What is more surprising, the brazen hypocrisy of Hillary Clinton or the fact that she continues to get away with it? This week brought yet another shining example: the issue of government surveillance.
Earlier this week, it was revealed that in 1992 Hillary personally “listened to a secretly recorded audiotape of a phone conversation of Clinton critics plotting their next attack.” The details are found in the recent Hillary biography, Her Way: The Hopes and Ambitions of Hillary Rodham Clinton, by investigative journalists Don Van Natta Jr. and Jeff Gerth.
According to Gerth and Natta, during the 1992 campaign Bill’s supporters would monitor frequencies used by cell phones and then record conversations. As part of her detailed involvement in the campaign Hillary listened to at least one such recording.
Yet, again Bill Clinton’s chances were being jeopardized by rumors of his womanizing.
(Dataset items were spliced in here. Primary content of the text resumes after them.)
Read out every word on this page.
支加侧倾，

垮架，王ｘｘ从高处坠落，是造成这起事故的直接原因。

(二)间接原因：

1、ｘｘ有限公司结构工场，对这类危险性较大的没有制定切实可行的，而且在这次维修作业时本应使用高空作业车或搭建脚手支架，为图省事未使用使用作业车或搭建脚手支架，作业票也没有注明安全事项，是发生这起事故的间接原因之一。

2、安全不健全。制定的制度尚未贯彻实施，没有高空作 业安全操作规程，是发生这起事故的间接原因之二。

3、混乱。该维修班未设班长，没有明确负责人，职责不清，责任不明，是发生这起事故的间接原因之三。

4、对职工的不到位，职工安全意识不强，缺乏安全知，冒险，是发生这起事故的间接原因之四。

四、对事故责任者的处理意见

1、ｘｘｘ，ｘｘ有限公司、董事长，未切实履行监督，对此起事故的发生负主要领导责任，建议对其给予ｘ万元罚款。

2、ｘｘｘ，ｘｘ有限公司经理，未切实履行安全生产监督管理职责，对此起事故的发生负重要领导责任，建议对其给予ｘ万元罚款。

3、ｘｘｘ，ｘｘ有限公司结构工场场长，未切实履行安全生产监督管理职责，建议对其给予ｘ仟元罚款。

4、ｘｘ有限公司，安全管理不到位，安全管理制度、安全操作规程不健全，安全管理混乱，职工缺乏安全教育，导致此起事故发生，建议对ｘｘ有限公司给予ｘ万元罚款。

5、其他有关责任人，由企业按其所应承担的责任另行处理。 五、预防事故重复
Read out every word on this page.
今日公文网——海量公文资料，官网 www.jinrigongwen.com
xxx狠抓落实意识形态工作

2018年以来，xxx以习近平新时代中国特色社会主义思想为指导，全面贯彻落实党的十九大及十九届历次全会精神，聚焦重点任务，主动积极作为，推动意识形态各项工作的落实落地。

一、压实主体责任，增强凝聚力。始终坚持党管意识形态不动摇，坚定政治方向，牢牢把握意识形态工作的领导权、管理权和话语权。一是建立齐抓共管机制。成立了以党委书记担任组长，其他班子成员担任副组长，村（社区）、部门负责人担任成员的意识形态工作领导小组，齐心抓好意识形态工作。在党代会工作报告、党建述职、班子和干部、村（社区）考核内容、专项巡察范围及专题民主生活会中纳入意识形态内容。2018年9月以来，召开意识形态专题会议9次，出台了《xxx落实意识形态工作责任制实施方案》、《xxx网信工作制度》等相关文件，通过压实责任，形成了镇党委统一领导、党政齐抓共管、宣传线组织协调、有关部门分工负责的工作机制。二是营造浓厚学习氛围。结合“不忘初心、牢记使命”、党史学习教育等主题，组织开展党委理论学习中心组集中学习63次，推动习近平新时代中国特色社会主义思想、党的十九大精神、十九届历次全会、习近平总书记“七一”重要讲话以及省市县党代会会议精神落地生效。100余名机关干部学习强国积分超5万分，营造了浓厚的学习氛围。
And yet again, it was up to Hillary to minimize the threat – and if that meant listening to a tape that had been obtained under questionable circumstances, then she would just have to deal with it.
This could have been excused as another example of the Clinton’s disregard for the law, however, government surveillance of suspected terrorists has become a hotly debated topic both on the campaign trail and in Congress. Hillary is usually quick to take a tough stance on issues related to foreign policy and terrorism - appearing tough enough to serve as Commander-in-Chief - but in an effort to appeal to the leftist base of the Democratic Party Hillary has suddenly become an opponent of critical tools necessary to fight the war on terror.
This summer Hillary voted against an update to the Foreign Intelligence Surveillance Act (FISA) and is supporting legislation that will hamper efforts to gather important intelligence information and monitor suspected terrorists.
It seems it is fine for Hillary to monitor and record the phone calls of her political opponents but it is wrong for the government to do the same to terrorists. As with so many issues, Hillary likes to offer nice sounding platitudes. In a speech in July, Hillary told the American Constitutional Society:
Every president should save those powers for limited, critical situations, and when it comes to a regular program of searching for information that touches the privacy of ordinary Americans, those programs need to be monitored and reviewed as set out by Congress in cooperation with the Judiciary. That is the essence of the compact we have with each other and with our government, and we cannot ignore it.
For Hillary a “critical situation” means preventing her husband’s political career from catastrophe. But today we are dealing with terrorists plotting to harm Americans using the latest technology to stay one step ahead of law enforcement.
The pacifist left that makes up a vocal part of her party’s base and is venomous in its opposition to giving the administration these critical tools. And so in order to gain their support – or at least mitigate their opposition – she has repeatedly attacked President Bush and supported efforts to undermine his ability to operate these programs effectively.
This is standard operating procedure for Hillary. On issue after issue she has said one thing and done another. She publicly refused to specify whether she would support raising social security taxes in order to make the fund solvent. But in a discussion with a voter in Iowa she admitted that tax increases are in fact being considered.
When President Bush proposed using private investment accounts to provide younger workers with greater retirement security Hillary castigated it as risky and promised that “privatization” would never be the answer. But when forced to find a cost effective way to address the issue, she proposed a 401(k) program that is remarkably similar to Bush’s proposals.
And these are just two recent examples. The fact is that, like her husband, Hillary has one standard for herself and another for everyone else. She has a long standing habit of saying one thing for public consumption and doing or saying another when she doesn’t think anyone is paying attention.
It is hard to escape the conclusion that Hillary’s positions and actions are based not on principle and firm beliefs, but on political expediency. In an age of terrorism, however, this is not just a character flaw but a question of national security.
Given her history and the dangers we face, electing Hillary is clearly not a risk we can afford to take.